Skip to 1 minute and 3 seconds First, a law needs to be adopted that puts a collective limit, called the cap, on the emissions of certain firms such as energy companies and steel industries. Each emitter is allocated a small piece of this collective limit in the form of emission rights called allowances. To incentivise compliance, the law must impose financial penalties on those emitters that exceed their emissions cap. Second, a law needs to be adopted that makes these allowances tradable. Trading allowances enables firms to achieve their emissions caps at the lowest possible cost. A registry needs to be created by law to record the allowance transactions of companies. Allowance trading occurs under an emissions cap.

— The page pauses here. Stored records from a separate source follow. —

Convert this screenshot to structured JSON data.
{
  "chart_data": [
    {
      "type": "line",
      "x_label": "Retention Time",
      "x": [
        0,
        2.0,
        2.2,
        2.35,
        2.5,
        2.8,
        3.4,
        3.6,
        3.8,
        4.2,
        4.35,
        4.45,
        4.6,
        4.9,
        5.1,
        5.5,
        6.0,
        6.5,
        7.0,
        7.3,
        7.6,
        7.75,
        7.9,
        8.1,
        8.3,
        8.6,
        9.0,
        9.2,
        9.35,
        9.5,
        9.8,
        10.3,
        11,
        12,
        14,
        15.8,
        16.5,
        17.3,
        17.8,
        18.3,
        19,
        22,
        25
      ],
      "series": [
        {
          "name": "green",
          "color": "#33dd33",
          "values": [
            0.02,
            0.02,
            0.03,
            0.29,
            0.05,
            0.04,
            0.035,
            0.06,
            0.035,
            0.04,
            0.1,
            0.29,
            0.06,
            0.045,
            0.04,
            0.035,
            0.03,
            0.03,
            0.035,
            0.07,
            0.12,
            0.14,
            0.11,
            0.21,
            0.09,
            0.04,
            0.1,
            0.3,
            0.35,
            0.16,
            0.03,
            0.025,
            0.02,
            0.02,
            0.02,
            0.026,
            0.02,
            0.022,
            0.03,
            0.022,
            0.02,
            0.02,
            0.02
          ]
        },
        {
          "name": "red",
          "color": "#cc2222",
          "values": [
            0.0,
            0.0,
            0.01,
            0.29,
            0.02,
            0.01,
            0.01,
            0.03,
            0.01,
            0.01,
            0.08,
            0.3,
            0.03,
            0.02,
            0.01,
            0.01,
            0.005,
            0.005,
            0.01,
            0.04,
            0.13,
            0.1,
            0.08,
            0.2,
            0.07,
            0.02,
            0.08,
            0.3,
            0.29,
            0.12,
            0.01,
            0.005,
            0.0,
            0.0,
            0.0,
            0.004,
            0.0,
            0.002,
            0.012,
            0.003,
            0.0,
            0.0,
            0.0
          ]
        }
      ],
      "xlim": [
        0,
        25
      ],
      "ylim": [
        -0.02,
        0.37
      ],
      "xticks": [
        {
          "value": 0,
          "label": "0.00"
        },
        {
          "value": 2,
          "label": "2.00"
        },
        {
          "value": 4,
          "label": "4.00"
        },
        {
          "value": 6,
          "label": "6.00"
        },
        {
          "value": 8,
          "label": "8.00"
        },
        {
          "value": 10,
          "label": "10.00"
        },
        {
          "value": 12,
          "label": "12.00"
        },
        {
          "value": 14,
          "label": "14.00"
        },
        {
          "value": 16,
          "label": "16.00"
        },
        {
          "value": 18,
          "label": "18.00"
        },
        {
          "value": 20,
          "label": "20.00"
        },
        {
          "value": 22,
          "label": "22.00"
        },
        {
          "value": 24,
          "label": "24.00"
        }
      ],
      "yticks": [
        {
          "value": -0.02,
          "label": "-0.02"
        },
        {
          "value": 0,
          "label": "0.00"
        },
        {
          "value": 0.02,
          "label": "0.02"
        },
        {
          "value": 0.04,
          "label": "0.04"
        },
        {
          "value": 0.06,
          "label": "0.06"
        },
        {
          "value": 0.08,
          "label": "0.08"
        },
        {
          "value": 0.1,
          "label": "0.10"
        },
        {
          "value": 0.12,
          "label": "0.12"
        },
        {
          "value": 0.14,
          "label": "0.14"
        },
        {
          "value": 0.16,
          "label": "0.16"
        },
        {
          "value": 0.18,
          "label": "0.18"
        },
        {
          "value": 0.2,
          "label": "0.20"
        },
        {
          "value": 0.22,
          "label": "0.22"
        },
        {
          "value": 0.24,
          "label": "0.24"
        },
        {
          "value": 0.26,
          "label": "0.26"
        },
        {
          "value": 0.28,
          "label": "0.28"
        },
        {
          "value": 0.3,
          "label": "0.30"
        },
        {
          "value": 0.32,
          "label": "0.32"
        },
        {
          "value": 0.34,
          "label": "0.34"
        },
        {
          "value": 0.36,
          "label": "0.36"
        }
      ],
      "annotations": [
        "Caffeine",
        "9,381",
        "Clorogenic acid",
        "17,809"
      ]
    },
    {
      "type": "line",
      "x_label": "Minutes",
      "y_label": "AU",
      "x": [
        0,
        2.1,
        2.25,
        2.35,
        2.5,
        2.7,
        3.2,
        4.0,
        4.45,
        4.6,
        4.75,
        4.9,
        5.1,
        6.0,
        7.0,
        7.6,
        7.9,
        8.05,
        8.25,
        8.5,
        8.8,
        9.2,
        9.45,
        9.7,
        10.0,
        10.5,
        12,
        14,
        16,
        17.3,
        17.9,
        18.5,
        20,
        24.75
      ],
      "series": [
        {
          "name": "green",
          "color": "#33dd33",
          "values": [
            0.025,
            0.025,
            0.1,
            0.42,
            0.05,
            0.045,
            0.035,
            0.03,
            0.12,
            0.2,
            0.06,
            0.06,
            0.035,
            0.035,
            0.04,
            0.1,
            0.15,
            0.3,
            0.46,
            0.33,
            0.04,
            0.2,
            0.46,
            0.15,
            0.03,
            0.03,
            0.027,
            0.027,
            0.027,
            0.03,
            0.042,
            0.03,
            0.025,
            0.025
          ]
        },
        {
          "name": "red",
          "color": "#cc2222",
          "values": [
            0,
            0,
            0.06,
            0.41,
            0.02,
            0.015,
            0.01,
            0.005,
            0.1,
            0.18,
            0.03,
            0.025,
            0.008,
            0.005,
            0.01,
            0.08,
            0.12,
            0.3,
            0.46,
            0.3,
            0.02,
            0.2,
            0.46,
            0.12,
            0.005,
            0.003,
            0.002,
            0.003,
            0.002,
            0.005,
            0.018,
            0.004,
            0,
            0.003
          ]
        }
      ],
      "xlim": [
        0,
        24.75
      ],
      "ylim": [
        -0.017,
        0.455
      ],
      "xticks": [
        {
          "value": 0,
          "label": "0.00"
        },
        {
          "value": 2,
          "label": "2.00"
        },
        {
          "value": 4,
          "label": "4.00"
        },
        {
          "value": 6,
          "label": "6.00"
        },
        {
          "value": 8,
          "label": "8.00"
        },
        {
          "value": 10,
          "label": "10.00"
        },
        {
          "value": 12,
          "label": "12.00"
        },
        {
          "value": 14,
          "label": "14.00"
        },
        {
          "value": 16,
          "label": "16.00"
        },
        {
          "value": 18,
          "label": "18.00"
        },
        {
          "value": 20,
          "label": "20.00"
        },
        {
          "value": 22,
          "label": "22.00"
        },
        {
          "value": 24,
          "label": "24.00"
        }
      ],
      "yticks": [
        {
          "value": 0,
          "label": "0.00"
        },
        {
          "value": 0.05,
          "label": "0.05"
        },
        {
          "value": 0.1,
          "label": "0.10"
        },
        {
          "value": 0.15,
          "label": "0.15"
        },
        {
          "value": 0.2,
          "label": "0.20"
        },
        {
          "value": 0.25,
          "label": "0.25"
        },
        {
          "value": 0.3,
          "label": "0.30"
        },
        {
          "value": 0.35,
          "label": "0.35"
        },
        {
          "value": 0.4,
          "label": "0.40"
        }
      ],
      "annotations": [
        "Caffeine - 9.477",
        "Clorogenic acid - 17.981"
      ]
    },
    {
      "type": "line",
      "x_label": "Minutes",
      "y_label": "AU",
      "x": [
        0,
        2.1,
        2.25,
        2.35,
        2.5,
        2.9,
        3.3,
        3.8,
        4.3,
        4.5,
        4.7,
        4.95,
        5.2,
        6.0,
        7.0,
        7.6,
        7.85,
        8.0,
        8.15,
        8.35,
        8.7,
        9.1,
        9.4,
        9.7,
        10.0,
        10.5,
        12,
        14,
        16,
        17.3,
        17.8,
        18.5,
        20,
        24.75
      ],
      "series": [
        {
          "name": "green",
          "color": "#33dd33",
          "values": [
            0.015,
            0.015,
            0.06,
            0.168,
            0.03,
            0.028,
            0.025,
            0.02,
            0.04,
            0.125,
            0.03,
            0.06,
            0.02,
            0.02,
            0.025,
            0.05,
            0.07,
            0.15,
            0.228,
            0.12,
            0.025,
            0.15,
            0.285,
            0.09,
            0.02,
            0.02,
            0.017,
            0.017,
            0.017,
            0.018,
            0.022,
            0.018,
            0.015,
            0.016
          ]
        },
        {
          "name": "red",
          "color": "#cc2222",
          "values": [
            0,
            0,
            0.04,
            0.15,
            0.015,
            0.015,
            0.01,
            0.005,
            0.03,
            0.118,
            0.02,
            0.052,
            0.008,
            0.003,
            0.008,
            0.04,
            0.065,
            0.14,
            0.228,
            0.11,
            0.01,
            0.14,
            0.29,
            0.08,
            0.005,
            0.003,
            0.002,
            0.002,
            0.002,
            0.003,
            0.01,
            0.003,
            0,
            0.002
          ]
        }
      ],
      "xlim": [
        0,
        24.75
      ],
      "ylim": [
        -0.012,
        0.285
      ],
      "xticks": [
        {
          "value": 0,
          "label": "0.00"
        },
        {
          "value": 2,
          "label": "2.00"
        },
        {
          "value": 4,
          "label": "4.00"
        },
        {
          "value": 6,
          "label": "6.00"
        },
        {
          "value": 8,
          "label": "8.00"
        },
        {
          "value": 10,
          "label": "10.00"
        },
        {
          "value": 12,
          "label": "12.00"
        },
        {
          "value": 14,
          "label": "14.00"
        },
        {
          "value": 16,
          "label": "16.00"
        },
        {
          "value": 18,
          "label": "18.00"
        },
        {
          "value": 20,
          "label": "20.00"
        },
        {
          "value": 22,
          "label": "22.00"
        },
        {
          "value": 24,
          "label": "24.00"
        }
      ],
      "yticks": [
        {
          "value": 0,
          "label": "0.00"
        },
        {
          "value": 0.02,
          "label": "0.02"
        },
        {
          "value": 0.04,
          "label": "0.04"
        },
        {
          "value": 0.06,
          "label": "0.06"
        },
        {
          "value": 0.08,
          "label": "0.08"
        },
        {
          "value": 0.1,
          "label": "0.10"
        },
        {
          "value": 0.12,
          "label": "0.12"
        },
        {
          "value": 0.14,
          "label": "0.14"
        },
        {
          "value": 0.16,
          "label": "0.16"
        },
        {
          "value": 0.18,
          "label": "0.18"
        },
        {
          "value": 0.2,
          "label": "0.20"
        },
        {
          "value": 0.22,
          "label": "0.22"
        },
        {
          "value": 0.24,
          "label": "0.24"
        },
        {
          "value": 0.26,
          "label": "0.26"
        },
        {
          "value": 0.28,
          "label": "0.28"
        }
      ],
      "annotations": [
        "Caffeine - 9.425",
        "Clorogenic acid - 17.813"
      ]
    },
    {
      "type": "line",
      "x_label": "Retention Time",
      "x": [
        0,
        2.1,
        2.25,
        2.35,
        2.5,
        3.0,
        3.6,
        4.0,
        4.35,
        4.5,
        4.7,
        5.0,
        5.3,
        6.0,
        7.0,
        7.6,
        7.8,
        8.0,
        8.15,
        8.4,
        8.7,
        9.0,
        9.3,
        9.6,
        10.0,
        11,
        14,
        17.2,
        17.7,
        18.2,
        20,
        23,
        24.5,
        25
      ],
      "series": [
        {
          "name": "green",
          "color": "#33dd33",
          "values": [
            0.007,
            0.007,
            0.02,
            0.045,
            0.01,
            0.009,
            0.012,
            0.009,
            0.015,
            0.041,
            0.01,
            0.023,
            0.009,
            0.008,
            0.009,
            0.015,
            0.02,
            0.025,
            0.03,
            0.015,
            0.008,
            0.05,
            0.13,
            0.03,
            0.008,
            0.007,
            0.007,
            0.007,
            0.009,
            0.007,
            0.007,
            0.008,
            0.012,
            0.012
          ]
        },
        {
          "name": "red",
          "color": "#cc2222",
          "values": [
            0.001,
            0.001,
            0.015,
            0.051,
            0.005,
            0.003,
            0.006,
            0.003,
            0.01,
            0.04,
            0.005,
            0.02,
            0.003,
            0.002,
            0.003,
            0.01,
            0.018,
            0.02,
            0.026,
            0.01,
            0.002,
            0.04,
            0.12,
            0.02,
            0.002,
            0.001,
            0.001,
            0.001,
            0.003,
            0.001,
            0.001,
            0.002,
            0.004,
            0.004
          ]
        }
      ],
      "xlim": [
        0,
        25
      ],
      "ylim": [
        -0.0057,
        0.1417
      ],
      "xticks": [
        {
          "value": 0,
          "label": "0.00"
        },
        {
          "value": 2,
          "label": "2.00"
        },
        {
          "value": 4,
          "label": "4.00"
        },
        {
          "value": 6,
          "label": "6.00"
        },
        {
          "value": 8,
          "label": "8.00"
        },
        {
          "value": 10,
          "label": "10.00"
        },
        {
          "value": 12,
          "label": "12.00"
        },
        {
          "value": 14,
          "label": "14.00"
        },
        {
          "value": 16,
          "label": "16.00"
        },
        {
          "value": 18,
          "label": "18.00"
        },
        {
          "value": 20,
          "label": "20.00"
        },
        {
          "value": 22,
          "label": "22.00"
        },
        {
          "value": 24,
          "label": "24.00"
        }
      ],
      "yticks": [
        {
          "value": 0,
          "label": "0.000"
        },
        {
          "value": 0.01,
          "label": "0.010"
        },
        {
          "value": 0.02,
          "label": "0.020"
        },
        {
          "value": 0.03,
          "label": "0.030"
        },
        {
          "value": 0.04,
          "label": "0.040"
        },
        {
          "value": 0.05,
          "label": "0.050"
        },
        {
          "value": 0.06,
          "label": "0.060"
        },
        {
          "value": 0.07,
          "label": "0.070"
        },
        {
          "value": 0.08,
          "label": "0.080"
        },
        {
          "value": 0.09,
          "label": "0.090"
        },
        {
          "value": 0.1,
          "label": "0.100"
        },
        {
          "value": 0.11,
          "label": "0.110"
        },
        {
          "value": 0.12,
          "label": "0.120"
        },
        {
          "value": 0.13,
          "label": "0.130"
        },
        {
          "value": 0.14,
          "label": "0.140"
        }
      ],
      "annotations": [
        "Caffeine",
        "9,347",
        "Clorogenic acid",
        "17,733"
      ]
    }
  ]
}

A firm that buys allowances is allowed to emit more.
Skip to 2 minutes and 0 seconds But the firm that sells the allowances must first reduce its emissions before it is able to free up those allowances. This ensures that total emissions stay under the emissions cap. Moreover, the number of allowances decreases every year in order to reduce total emissions. Emissions trading therefore contributes to the process of energy transition by imposing an emissions cap, which becomes more stringent over time. As an example, consider the European Union Emissions Trading Scheme, abbreviated as EU ETS. This cap and trade scheme was introduced by the Emissions Trading Directive. Article 1 of this directive says that emissions trading is established “to promote reductions of greenhouse gas emissions in a cost-effective and economically efficient manner.”
Skip to 2 minutes and 56 seconds Cost-effectiveness, the economic rationale for emissions trading, has become a legal principle by incorporating it in the law. The trade element of cap and trade works pretty well in the EU. Since 2005, more than half a million allowance transactions were concluded. There is no market failure. The cap aspect of cap and trade is a different story. On a positive note, company emissions in the EU do not exceed the emissions cap. Compliance is nearly 100%. Unfortunately however, the cap does not bite. In fact, the number of allowances in the EU actually exceeds emissions, which is called over-allocation. This situation is the result of government failure. EU member states listen too much to industry lobbyists that prefer large emissions budgets.
Skip to 3 minutes and 56 seconds Moreover, the EU did not devise instruments upfront to cope with unexpected events such as the large emission reductions that occurred due to the economic crisis. The resulting over-allocation of allowances leads to a low allowance price, which slows down the energy transition process. Fortunately, the EU has recently decided to improve the EU ETS. The law will be amended to make the emissions cap more stringent after 2020, and to reduce the allowance auction volume in case of an allowance surplus. This will strengthen the incentives for an energy transition. These regulatory issues and developments in the EU ETS demonstrate that the law has a crucial role to play in the process of energy transition.
Skip to 4 minutes and 50 seconds And it’s also clear that the EU ETS cannot be the only instrument. There is still the need for additional stimulation of renewable energy sources, since renewables not only reduce CO2 emissions, but also play a role in providing security of supply. The next lecture will therefore focus on the development of wind energy offshore.
In this video Edwin (a) explains how greenhouse gas emissions trading works and (b) clarifies which implementation problems hamper the European Union Emissions Trading Scheme (EU ETS).